A jornalista Bruna Scirea
narra os bastidores da cobertura do incêndio na boate Kiss, em Santa Maria, que
vitimou mais de duas centenas de pessoas na madruga deste domingo.
É dos furos que nenhum
jornalista quer dar. É das notícias que nenhum repórter se orgulha em narrar.
São números que têm rosto. E que vão deixar saudade.
Na madrugada deste domingo,
foram pelo menos 233 vidas abreviadas por um incêndio na boate que reunia
centenas de jovens em Santa Maria, no Rio Grande do Sul. E nessa mesma
madrugada, esta foca, como se chama uma jovem repórter no jargão jornalístico,
cobria, sozinha, o plantão do jornal Zero Hora.
A primeira ligação veio por
volta das 4h. Havia fogo na boate Kiss, no centro da cidade universitária. Em seguida,
chegava a dolorosa contagem: seriam pelo menos 30 mortos. A estimativa, muito
aquém do que iria se confirmar mais tarde, já se firmava como uma das maiores
tragédias vividas pelo povo gaúcho.
Editores informados,
repórteres e fotógrafos acionados, equipamentos separados: iniciávamos a
cobertura mais chocante dos últimos tempos. Daquelas pelas quais desejamos
nunca mais passar.
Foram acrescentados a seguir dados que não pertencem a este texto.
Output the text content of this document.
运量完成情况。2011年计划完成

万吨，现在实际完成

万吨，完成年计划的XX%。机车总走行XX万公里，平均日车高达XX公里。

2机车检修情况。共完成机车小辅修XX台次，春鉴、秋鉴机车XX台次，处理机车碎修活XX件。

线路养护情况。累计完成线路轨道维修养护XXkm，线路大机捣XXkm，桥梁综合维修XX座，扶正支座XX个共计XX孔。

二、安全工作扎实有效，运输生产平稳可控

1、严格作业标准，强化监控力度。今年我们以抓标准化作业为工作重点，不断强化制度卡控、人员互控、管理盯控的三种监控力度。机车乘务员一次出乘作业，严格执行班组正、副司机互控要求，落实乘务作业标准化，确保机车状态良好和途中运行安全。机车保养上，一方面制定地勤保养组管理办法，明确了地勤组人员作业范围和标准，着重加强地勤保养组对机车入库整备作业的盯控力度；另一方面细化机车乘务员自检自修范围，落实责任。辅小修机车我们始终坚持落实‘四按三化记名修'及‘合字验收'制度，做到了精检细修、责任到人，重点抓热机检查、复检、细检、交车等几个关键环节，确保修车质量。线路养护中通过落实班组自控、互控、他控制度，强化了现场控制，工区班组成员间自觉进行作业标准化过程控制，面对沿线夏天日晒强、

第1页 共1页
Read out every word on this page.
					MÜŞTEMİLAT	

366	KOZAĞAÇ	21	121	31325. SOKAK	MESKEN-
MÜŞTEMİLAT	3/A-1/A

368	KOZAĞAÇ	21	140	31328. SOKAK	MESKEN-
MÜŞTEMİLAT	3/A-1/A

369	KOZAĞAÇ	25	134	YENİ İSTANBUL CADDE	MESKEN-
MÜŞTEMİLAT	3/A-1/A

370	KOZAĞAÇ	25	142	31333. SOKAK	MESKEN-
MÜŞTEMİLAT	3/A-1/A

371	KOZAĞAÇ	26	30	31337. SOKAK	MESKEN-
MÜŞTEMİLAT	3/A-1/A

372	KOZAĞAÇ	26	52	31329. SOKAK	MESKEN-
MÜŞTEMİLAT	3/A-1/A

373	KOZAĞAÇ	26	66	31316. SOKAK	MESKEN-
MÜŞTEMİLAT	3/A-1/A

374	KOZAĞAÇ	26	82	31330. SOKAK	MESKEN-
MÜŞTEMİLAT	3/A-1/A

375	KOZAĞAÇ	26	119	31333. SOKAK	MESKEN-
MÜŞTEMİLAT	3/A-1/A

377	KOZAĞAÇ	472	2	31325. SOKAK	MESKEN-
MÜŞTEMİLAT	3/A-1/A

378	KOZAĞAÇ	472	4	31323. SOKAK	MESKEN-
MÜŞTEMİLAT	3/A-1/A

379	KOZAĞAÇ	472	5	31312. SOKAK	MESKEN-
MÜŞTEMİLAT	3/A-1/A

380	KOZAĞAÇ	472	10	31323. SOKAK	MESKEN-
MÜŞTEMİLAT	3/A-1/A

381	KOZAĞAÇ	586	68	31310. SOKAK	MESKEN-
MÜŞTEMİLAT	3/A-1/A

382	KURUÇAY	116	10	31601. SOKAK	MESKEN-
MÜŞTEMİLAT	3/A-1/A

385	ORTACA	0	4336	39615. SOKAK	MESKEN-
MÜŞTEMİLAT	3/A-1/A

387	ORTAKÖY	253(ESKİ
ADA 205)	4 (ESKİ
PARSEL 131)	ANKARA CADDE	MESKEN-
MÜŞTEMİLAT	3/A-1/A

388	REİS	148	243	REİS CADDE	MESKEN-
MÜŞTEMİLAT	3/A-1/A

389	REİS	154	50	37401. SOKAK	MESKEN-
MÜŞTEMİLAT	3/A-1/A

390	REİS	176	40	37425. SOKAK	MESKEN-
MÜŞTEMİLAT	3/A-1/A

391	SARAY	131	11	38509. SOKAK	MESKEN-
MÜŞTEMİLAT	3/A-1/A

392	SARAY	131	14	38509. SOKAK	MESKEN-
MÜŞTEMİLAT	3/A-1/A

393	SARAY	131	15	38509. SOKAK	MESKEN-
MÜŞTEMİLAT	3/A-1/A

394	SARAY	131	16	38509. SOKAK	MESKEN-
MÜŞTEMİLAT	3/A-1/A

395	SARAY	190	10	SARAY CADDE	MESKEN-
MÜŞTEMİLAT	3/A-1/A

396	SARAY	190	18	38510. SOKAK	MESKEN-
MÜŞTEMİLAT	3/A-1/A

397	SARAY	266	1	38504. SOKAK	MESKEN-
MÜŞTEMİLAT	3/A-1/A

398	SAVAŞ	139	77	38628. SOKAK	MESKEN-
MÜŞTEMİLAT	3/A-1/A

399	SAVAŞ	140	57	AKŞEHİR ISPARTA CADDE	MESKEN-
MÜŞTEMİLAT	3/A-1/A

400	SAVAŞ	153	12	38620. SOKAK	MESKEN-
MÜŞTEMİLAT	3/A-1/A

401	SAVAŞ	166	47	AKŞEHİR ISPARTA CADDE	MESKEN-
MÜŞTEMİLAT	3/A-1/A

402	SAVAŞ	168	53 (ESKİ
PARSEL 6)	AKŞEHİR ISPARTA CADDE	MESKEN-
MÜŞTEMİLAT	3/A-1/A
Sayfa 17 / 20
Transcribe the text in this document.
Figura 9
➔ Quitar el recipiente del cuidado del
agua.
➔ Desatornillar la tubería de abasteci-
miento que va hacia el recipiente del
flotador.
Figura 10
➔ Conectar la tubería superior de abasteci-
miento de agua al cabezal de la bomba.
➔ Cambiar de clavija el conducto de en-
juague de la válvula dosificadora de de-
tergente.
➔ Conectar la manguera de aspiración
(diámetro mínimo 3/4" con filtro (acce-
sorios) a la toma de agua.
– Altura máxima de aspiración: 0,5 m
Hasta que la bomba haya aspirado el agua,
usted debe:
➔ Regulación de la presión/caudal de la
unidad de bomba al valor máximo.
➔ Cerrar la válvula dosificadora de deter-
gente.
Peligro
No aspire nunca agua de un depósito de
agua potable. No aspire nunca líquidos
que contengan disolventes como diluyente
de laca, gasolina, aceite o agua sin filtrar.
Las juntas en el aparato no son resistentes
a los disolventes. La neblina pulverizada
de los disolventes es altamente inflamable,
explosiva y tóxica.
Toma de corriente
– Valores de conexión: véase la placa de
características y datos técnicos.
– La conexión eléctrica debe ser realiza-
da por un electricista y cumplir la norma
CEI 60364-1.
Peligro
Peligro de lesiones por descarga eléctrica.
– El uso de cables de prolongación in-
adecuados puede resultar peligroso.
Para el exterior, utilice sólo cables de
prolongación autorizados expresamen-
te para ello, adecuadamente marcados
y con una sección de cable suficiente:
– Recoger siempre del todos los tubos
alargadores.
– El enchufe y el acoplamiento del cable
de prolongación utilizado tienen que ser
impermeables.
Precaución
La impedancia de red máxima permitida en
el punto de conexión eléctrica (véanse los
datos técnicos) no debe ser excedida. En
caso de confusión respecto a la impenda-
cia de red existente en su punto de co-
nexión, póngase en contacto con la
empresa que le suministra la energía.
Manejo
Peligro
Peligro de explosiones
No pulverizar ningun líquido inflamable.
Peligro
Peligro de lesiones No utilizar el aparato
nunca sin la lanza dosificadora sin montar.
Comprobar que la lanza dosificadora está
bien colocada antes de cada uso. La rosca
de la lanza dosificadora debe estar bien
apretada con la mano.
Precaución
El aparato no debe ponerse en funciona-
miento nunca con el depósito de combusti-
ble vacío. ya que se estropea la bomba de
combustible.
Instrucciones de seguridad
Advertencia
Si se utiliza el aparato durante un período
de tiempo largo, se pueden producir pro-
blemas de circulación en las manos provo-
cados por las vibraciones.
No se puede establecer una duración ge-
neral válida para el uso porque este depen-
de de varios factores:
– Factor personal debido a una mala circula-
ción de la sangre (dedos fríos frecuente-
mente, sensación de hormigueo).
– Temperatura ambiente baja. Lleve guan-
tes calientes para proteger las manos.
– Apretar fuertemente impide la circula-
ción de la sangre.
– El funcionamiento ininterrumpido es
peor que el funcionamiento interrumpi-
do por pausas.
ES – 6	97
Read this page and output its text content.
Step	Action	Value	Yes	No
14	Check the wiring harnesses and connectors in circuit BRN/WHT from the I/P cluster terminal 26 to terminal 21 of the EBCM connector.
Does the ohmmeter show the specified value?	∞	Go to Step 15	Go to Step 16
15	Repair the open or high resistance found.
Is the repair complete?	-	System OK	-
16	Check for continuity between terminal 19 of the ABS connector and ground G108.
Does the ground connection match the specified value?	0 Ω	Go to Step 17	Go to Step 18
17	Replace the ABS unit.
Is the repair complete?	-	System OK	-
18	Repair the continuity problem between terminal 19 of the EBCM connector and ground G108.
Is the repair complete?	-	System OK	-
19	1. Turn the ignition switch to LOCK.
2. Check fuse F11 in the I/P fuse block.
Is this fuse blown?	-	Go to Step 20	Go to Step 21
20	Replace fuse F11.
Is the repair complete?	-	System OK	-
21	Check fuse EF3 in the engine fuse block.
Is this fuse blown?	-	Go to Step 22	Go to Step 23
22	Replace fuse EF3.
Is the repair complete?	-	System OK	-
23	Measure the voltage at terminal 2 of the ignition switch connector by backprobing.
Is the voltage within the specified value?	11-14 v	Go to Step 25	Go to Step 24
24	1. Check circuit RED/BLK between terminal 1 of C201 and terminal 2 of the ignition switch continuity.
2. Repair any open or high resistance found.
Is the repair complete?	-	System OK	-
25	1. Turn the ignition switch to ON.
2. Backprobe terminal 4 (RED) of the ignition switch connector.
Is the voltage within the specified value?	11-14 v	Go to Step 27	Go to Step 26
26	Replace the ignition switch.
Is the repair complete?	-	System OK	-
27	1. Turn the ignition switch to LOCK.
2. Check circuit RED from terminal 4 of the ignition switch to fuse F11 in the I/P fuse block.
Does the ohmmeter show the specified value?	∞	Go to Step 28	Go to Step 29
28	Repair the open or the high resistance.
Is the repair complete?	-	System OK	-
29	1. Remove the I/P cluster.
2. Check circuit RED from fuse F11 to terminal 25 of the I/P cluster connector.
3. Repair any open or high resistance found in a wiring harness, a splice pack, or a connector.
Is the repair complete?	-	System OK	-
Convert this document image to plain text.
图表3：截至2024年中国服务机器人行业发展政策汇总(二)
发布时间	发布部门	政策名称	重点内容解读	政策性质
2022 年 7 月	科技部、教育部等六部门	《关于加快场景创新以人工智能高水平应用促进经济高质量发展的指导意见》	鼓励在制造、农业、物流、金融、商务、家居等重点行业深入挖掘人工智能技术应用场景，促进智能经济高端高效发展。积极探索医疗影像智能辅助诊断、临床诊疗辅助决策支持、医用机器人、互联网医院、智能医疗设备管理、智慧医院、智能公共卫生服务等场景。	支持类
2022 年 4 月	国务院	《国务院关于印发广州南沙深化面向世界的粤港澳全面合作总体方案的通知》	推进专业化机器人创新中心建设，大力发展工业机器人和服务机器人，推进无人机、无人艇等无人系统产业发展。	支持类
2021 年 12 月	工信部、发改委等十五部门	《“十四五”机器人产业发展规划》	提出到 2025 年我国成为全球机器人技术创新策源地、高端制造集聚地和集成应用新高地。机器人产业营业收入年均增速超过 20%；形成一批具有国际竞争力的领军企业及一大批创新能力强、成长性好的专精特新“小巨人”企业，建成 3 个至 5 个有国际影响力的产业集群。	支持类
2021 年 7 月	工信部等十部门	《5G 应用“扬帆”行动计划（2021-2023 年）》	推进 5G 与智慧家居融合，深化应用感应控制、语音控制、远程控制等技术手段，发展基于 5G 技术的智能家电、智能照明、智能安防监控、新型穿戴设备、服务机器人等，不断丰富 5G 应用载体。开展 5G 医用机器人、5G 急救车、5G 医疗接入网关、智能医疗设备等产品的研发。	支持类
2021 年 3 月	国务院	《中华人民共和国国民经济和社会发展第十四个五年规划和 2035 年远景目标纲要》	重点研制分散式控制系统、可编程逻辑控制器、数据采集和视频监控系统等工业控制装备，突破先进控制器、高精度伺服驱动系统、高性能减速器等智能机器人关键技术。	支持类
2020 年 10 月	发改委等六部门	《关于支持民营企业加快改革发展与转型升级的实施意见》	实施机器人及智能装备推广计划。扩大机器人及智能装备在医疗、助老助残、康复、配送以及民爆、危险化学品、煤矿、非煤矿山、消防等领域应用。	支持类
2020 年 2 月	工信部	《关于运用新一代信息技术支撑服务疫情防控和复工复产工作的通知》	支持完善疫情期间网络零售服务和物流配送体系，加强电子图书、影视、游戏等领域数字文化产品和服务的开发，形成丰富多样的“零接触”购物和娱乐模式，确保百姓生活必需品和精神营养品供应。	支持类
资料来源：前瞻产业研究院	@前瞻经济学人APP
E em poucos minutos o desespero se multiplicava: 50, 70, 90,
centenas de breves vidas tristemente ceifadas.
Na Redação, os telefones
tocavam sem parar, vários ao mesmo tempo. As informações chegavam e, ainda que
atropeladas, queriam dimensionar a tragédia. As vítimas haviam se empilhado
dentro do banheiro, acreditando que aquela era a porta de saída. Do lado de
fora, os que se salvaram usavam marretas tentando abrir buracos de fuga nas
paredes do estabelecimento.
O que se viu e teve de ser
engolido com lágrimas foi uma sequência de erros graves, entre os quais estavam
dois inadmissíveis. O primeiro deles foi a causa: o show pirotécnico da banda,
cujas faíscas associadas à espuma de isolamento acústico, no teto, causaram o
fogo. A segunda é ainda mais lamentável: a casa noturna tinha o plano de
prevenção de acidentes vencido e contava com apenas uma saída de emergência
para um público estimado em mais de mil pessoas.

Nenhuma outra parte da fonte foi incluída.